Alleyne, a successor to Apprendi, held that facts increasing a mandatory-minimum sentence must be charged in the indictment and found by the jury beyond a reasonable doubt. That didn’t happen in Jermel Lewis’s case, but today CA3 affirmed his sentence. The panel majority rejected Lewis’s argument that the Alleyne error was structural and held that in this case it was harmless because the jury would have made the same findings the judge did.
The case is US v. Lewis. Opinion by Fisher, joined by Chagares. Dissent by Rendell. Arguing counsel were Paul Hetznecker for the Lewis and Robert Zauzmer for the government.

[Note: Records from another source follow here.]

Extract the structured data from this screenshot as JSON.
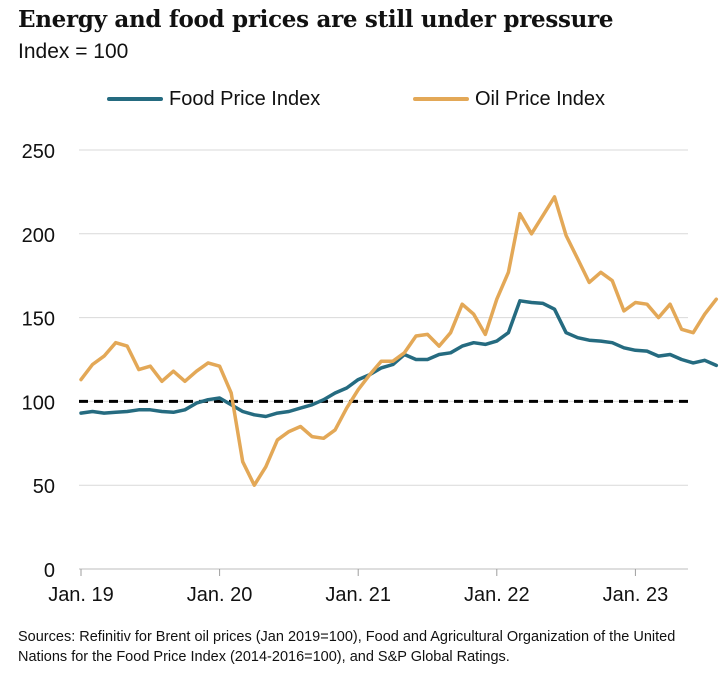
{
  "header": {
    "title": "Energy and food prices are still under pressure",
    "subtitle": "Index = 100"
  },
  "source": "Sources: Refinitiv for Brent oil prices (Jan 2019=100), Food and Agricultural Organization of the United Nations for the Food Price Index (2014-2016=100), and S&P Global Ratings.",
  "colors": {
    "food": "#256b80",
    "oil": "#e3a857",
    "reference": "#000000",
    "grid": "#d9d9d9",
    "text": "#111111"
  },
  "chart_data": {
    "type": "line",
    "title": "Energy and food prices are still under pressure",
    "subtitle": "Index = 100",
    "xlabel": "",
    "ylabel": "",
    "ylim": [
      0,
      250
    ],
    "yticks": [
      0,
      50,
      100,
      150,
      200,
      250
    ],
    "x_tick_labels": [
      "Jan. 19",
      "Jan. 20",
      "Jan. 21",
      "Jan. 22",
      "Jan. 23"
    ],
    "x_start": "Jan. 19",
    "x_frequency": "monthly",
    "grid": "horizontal",
    "legend_position": "top",
    "reference_line": {
      "value": 100,
      "style": "dashed"
    },
    "series": [
      {
        "name": "Food Price Index",
        "color": "#256b80",
        "values": [
          93,
          94,
          93,
          93.5,
          94,
          95,
          95,
          94,
          93.5,
          95,
          99,
          101,
          102,
          98,
          94,
          92,
          91,
          93,
          94,
          96,
          98,
          101,
          105,
          108,
          113,
          116,
          120,
          122,
          128,
          125,
          125,
          128,
          129,
          133,
          135,
          134,
          136,
          141,
          160,
          159,
          158.5,
          155,
          141,
          138,
          136.5,
          136,
          135,
          132,
          130.5,
          130,
          127,
          128,
          125,
          123,
          124.5,
          121.5
        ]
      },
      {
        "name": "Oil Price Index",
        "color": "#e3a857",
        "values": [
          113,
          122,
          127,
          135,
          133,
          119,
          121,
          112,
          118,
          112,
          118,
          123,
          121,
          105,
          64,
          50,
          61,
          77,
          82,
          85,
          79,
          78,
          83,
          96,
          107,
          116,
          124,
          124,
          129,
          139,
          140,
          133,
          141,
          158,
          152,
          140,
          161,
          177,
          212,
          200,
          211,
          222,
          199,
          185,
          171,
          177,
          172,
          154,
          159,
          158,
          150,
          158,
          143,
          141,
          152,
          161
        ]
      }
    ]
  }
}
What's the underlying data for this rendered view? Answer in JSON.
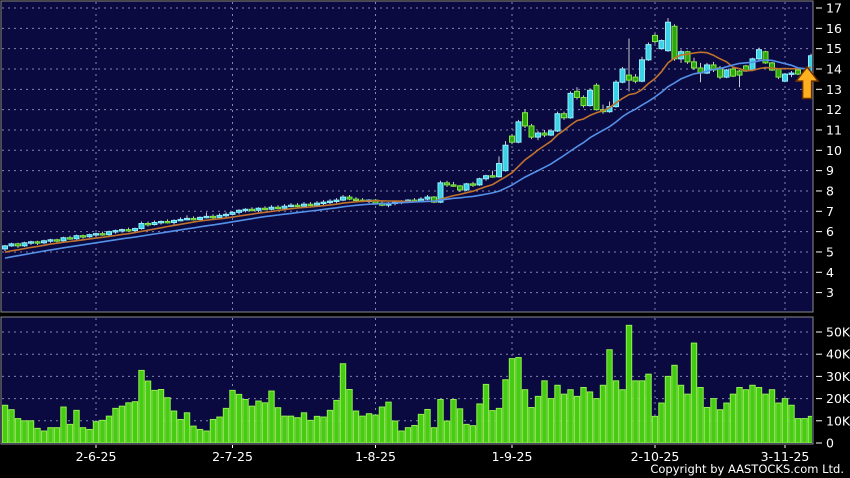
{
  "copyright": "Copyright by AASTOCKS.com Ltd.",
  "colors": {
    "background": "#000000",
    "pane_bg": "#0a0a40",
    "pane_border": "#8a8a8a",
    "grid": "#8484ae",
    "axis_text": "#ffffff",
    "wick": "#c8c8c8",
    "up_fill": "#3cd2e6",
    "up_stroke": "#92eefc",
    "down_fill": "#2da50f",
    "down_stroke": "#86e646",
    "volume_fill": "#46cc12",
    "volume_stroke": "#94ee52",
    "ma_fast": "#c0722c",
    "ma_slow": "#5590e8",
    "arrow_fill": "#ffb020",
    "arrow_stroke": "#6b3000"
  },
  "chart_data": {
    "type": "candlestick-with-volume",
    "price_pane": {
      "ylim": [
        3,
        17
      ],
      "yticks": [
        17,
        16,
        15,
        14,
        13,
        12,
        11,
        10,
        9,
        8,
        7,
        6,
        5,
        4,
        3
      ],
      "grid": true
    },
    "volume_pane": {
      "ylim_thousands": [
        0,
        56
      ],
      "yticks": [
        {
          "value": 50,
          "label": "50K"
        },
        {
          "value": 40,
          "label": "40K"
        },
        {
          "value": 30,
          "label": "30K"
        },
        {
          "value": 20,
          "label": "20K"
        },
        {
          "value": 10,
          "label": "10K"
        },
        {
          "value": 0,
          "label": "0"
        }
      ]
    },
    "x_ticks": [
      {
        "index": 14,
        "label": "2-6-25"
      },
      {
        "index": 35,
        "label": "2-7-25"
      },
      {
        "index": 57,
        "label": "1-8-25"
      },
      {
        "index": 78,
        "label": "1-9-25"
      },
      {
        "index": 100,
        "label": "2-10-25"
      },
      {
        "index": 120,
        "label": "3-11-25"
      }
    ],
    "volume_unit": "K",
    "moving_averages": [
      {
        "name": "ma-fast",
        "period": 10,
        "color_key": "ma_fast"
      },
      {
        "name": "ma-slow",
        "period": 20,
        "color_key": "ma_slow"
      }
    ],
    "ma_seed_closes": [
      4.1,
      4.15,
      4.2,
      4.3,
      4.35,
      4.3,
      4.4,
      4.5,
      4.55,
      4.6,
      4.7,
      4.75,
      4.8,
      4.85,
      4.9,
      4.95,
      5.0,
      5.05,
      5.1,
      5.2
    ],
    "candles_format": [
      "open",
      "high",
      "low",
      "close",
      "volume_thousands"
    ],
    "candles": [
      [
        5.15,
        5.35,
        5.05,
        5.3,
        17
      ],
      [
        5.3,
        5.45,
        5.25,
        5.4,
        15
      ],
      [
        5.4,
        5.45,
        5.2,
        5.3,
        11
      ],
      [
        5.3,
        5.5,
        5.25,
        5.45,
        10
      ],
      [
        5.45,
        5.55,
        5.35,
        5.5,
        10
      ],
      [
        5.5,
        5.55,
        5.35,
        5.45,
        6.6
      ],
      [
        5.45,
        5.6,
        5.4,
        5.55,
        5.4
      ],
      [
        5.55,
        5.65,
        5.45,
        5.6,
        6.9
      ],
      [
        5.6,
        5.65,
        5.45,
        5.55,
        6.9
      ],
      [
        5.55,
        5.75,
        5.5,
        5.7,
        16.2
      ],
      [
        5.7,
        5.8,
        5.6,
        5.65,
        8.4
      ],
      [
        5.65,
        5.85,
        5.6,
        5.8,
        14.7
      ],
      [
        5.8,
        5.85,
        5.65,
        5.75,
        6.9
      ],
      [
        5.75,
        5.9,
        5.7,
        5.85,
        6.1
      ],
      [
        5.85,
        5.95,
        5.75,
        5.9,
        9.6
      ],
      [
        5.9,
        6.0,
        5.8,
        5.85,
        10.2
      ],
      [
        5.85,
        6.05,
        5.8,
        6.0,
        12.1
      ],
      [
        6.0,
        6.1,
        5.9,
        6.05,
        15.6
      ],
      [
        6.05,
        6.15,
        5.95,
        6.1,
        16.6
      ],
      [
        6.1,
        6.2,
        6.0,
        6.05,
        18.1
      ],
      [
        6.05,
        6.2,
        5.95,
        6.15,
        18.6
      ],
      [
        6.15,
        6.5,
        6.1,
        6.4,
        32.7
      ],
      [
        6.4,
        6.5,
        6.25,
        6.35,
        27.9
      ],
      [
        6.35,
        6.55,
        6.3,
        6.45,
        23.7
      ],
      [
        6.45,
        6.55,
        6.35,
        6.5,
        24.1
      ],
      [
        6.5,
        6.6,
        6.4,
        6.45,
        20.4
      ],
      [
        6.45,
        6.6,
        6.35,
        6.55,
        14.4
      ],
      [
        6.55,
        6.7,
        6.5,
        6.6,
        10.6
      ],
      [
        6.6,
        6.8,
        6.55,
        6.65,
        13.6
      ],
      [
        6.65,
        6.75,
        6.55,
        6.6,
        7.6
      ],
      [
        6.6,
        6.75,
        6.5,
        6.7,
        6.1
      ],
      [
        6.7,
        6.95,
        6.65,
        6.75,
        5.4
      ],
      [
        6.75,
        6.85,
        6.6,
        6.7,
        10.6
      ],
      [
        6.7,
        6.9,
        6.65,
        6.8,
        11.7
      ],
      [
        6.8,
        6.95,
        6.7,
        6.85,
        15.6
      ],
      [
        6.85,
        7.0,
        6.8,
        6.95,
        23.7
      ],
      [
        6.95,
        7.1,
        6.85,
        7.05,
        21.9
      ],
      [
        7.05,
        7.15,
        6.95,
        7.1,
        19.6
      ],
      [
        7.1,
        7.2,
        7.0,
        7.05,
        16.6
      ],
      [
        7.05,
        7.2,
        6.95,
        7.15,
        18.9
      ],
      [
        7.15,
        7.25,
        7.05,
        7.1,
        18.1
      ],
      [
        7.1,
        7.3,
        7.05,
        7.2,
        23.4
      ],
      [
        7.2,
        7.3,
        7.1,
        7.15,
        15.9
      ],
      [
        7.15,
        7.35,
        7.1,
        7.25,
        12.1
      ],
      [
        7.25,
        7.4,
        7.2,
        7.3,
        12.1
      ],
      [
        7.3,
        7.4,
        7.2,
        7.25,
        11.4
      ],
      [
        7.25,
        7.45,
        7.2,
        7.35,
        13.6
      ],
      [
        7.35,
        7.45,
        7.25,
        7.3,
        10.2
      ],
      [
        7.3,
        7.5,
        7.25,
        7.4,
        12
      ],
      [
        7.4,
        7.55,
        7.3,
        7.45,
        11.7
      ],
      [
        7.45,
        7.6,
        7.35,
        7.5,
        14.7
      ],
      [
        7.5,
        7.65,
        7.4,
        7.55,
        19.2
      ],
      [
        7.55,
        7.8,
        7.5,
        7.7,
        35.7
      ],
      [
        7.7,
        7.8,
        7.55,
        7.6,
        24.1
      ],
      [
        7.6,
        7.7,
        7.5,
        7.55,
        14.4
      ],
      [
        7.55,
        7.65,
        7.45,
        7.5,
        12.1
      ],
      [
        7.5,
        7.6,
        7.4,
        7.55,
        13.2
      ],
      [
        7.55,
        7.6,
        7.35,
        7.4,
        12.6
      ],
      [
        7.4,
        7.5,
        7.25,
        7.3,
        16.2
      ],
      [
        7.3,
        7.45,
        7.2,
        7.4,
        18.4
      ],
      [
        7.4,
        7.5,
        7.3,
        7.45,
        9.9
      ],
      [
        7.45,
        7.55,
        7.35,
        7.5,
        5.4
      ],
      [
        7.5,
        7.6,
        7.4,
        7.55,
        6.9
      ],
      [
        7.55,
        7.65,
        7.45,
        7.5,
        7.9
      ],
      [
        7.5,
        7.7,
        7.45,
        7.6,
        12.9
      ],
      [
        7.6,
        7.8,
        7.55,
        7.7,
        15.1
      ],
      [
        7.7,
        7.75,
        7.4,
        7.45,
        6.9
      ],
      [
        7.45,
        8.5,
        7.4,
        8.4,
        19.6
      ],
      [
        8.4,
        8.5,
        8.2,
        8.3,
        9.9
      ],
      [
        8.3,
        8.45,
        8.2,
        8.25,
        19.6
      ],
      [
        8.25,
        8.3,
        7.95,
        8.05,
        15.4
      ],
      [
        8.05,
        8.4,
        8.0,
        8.35,
        8.4
      ],
      [
        8.35,
        8.45,
        8.2,
        8.3,
        7.8
      ],
      [
        8.3,
        8.65,
        8.25,
        8.6,
        17.6
      ],
      [
        8.6,
        8.8,
        8.5,
        8.75,
        26.4
      ],
      [
        8.75,
        9.0,
        8.65,
        8.7,
        14.6
      ],
      [
        8.7,
        9.7,
        8.65,
        9.35,
        15.6
      ],
      [
        9.0,
        10.45,
        8.95,
        10.25,
        28.5
      ],
      [
        10.7,
        10.8,
        10.3,
        10.4,
        38
      ],
      [
        10.4,
        11.5,
        10.35,
        11.4,
        38.5
      ],
      [
        11.85,
        12.0,
        11.1,
        11.2,
        24
      ],
      [
        11.2,
        11.3,
        10.55,
        10.65,
        16
      ],
      [
        10.65,
        10.95,
        10.5,
        10.85,
        21
      ],
      [
        10.85,
        11.0,
        10.65,
        10.75,
        28
      ],
      [
        10.75,
        11.05,
        10.7,
        10.95,
        20
      ],
      [
        10.95,
        11.9,
        10.9,
        11.8,
        26
      ],
      [
        11.8,
        11.9,
        11.5,
        11.6,
        22
      ],
      [
        11.6,
        12.9,
        11.55,
        12.8,
        24
      ],
      [
        12.9,
        13.1,
        12.5,
        12.6,
        21
      ],
      [
        12.6,
        12.7,
        12.1,
        12.2,
        25
      ],
      [
        12.2,
        13.05,
        12.15,
        12.95,
        23
      ],
      [
        13.2,
        13.3,
        11.95,
        12.0,
        20
      ],
      [
        12.0,
        12.25,
        11.8,
        11.9,
        26
      ],
      [
        11.9,
        12.4,
        11.85,
        12.15,
        42
      ],
      [
        12.15,
        13.45,
        12.1,
        13.35,
        28
      ],
      [
        13.35,
        14.1,
        13.3,
        14.0,
        24
      ],
      [
        13.7,
        15.5,
        12.9,
        13.45,
        53
      ],
      [
        13.6,
        13.75,
        13.3,
        13.4,
        28
      ],
      [
        13.4,
        14.6,
        13.35,
        14.45,
        28
      ],
      [
        14.45,
        15.3,
        14.4,
        15.2,
        31
      ],
      [
        15.65,
        15.75,
        15.25,
        15.35,
        12
      ],
      [
        15.0,
        15.45,
        14.95,
        15.4,
        18
      ],
      [
        14.9,
        16.5,
        14.85,
        16.3,
        30
      ],
      [
        16.1,
        16.2,
        14.4,
        14.5,
        35
      ],
      [
        14.5,
        14.95,
        14.3,
        14.85,
        26
      ],
      [
        14.85,
        14.9,
        14.25,
        14.35,
        22
      ],
      [
        14.35,
        14.55,
        13.95,
        14.05,
        45
      ],
      [
        14.05,
        14.3,
        13.35,
        13.8,
        25
      ],
      [
        13.8,
        14.3,
        13.75,
        14.2,
        16
      ],
      [
        14.2,
        14.35,
        13.85,
        13.95,
        20
      ],
      [
        14.05,
        14.15,
        13.5,
        13.6,
        15
      ],
      [
        13.6,
        14.0,
        13.55,
        13.95,
        18
      ],
      [
        14.0,
        14.1,
        13.6,
        13.65,
        22
      ],
      [
        13.9,
        13.95,
        13.1,
        13.7,
        25
      ],
      [
        14.15,
        14.2,
        13.85,
        13.9,
        24
      ],
      [
        13.95,
        14.55,
        13.9,
        14.5,
        26
      ],
      [
        14.5,
        15.05,
        14.45,
        14.95,
        25
      ],
      [
        14.85,
        14.9,
        14.25,
        14.3,
        22
      ],
      [
        14.3,
        14.35,
        13.9,
        13.95,
        24
      ],
      [
        14.0,
        14.05,
        13.5,
        13.6,
        18
      ],
      [
        13.4,
        13.8,
        13.35,
        13.75,
        20
      ],
      [
        13.75,
        13.9,
        13.6,
        13.8,
        17
      ],
      [
        13.95,
        14.0,
        13.7,
        13.75,
        11
      ],
      [
        13.75,
        13.8,
        13.35,
        13.65,
        11
      ],
      [
        13.85,
        14.75,
        13.8,
        14.65,
        12
      ]
    ],
    "annotation": {
      "type": "up-arrow",
      "candle_index": 123.4,
      "tip_price": 14.1,
      "base_price": 12.55
    }
  }
}
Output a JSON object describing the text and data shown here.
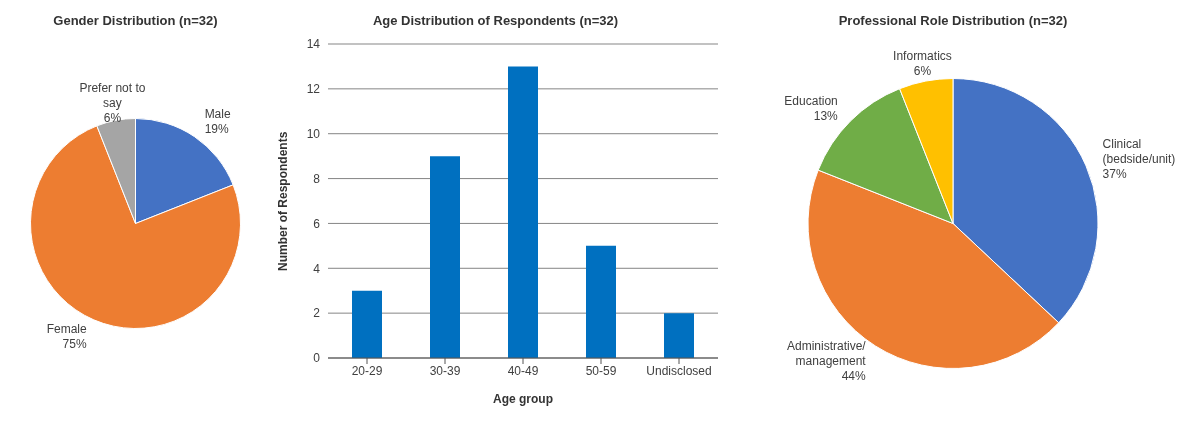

Rendell’s dissent includes this:
The look back to the trial record that the
majority performs perpetuates the very error deemed to be
reversible in Alleyne: judges substituting their view for the
jury verdict, and thereby imposing a sentence which violates
the Sixth Amendment. In so doing, today’s decision
impermissibly designates both the indictment and petit jury
verdict a “mere preliminary to a judicial inquisition into the
facts of the crime the State actually seeks to punish.” Blakely
v. Washington, 542 U.S. 296, 307 (2004) (emphasis in
original).
The lesson of Alleyne is that juries, not judges, must
find the elements of a crime that support the sentence
imposed. The majority’s harmlessness exercise completely
upends this principle, finding that judges can determine
statutory elements from the facts in a trial, and uphold a
sentence in direct conflict with the indictment and verdict.
For that reason, even under a harmless error standard, I would
vacate the sentence and remand for resentencing.
My Magic 8 Ball foretells a petition for en banc rehearing.
Update: Douglas Berman posts at Sentencing Law and Policy blog, here, that Judge Rendell’s dissent “suggests there is a lot more to the matter.”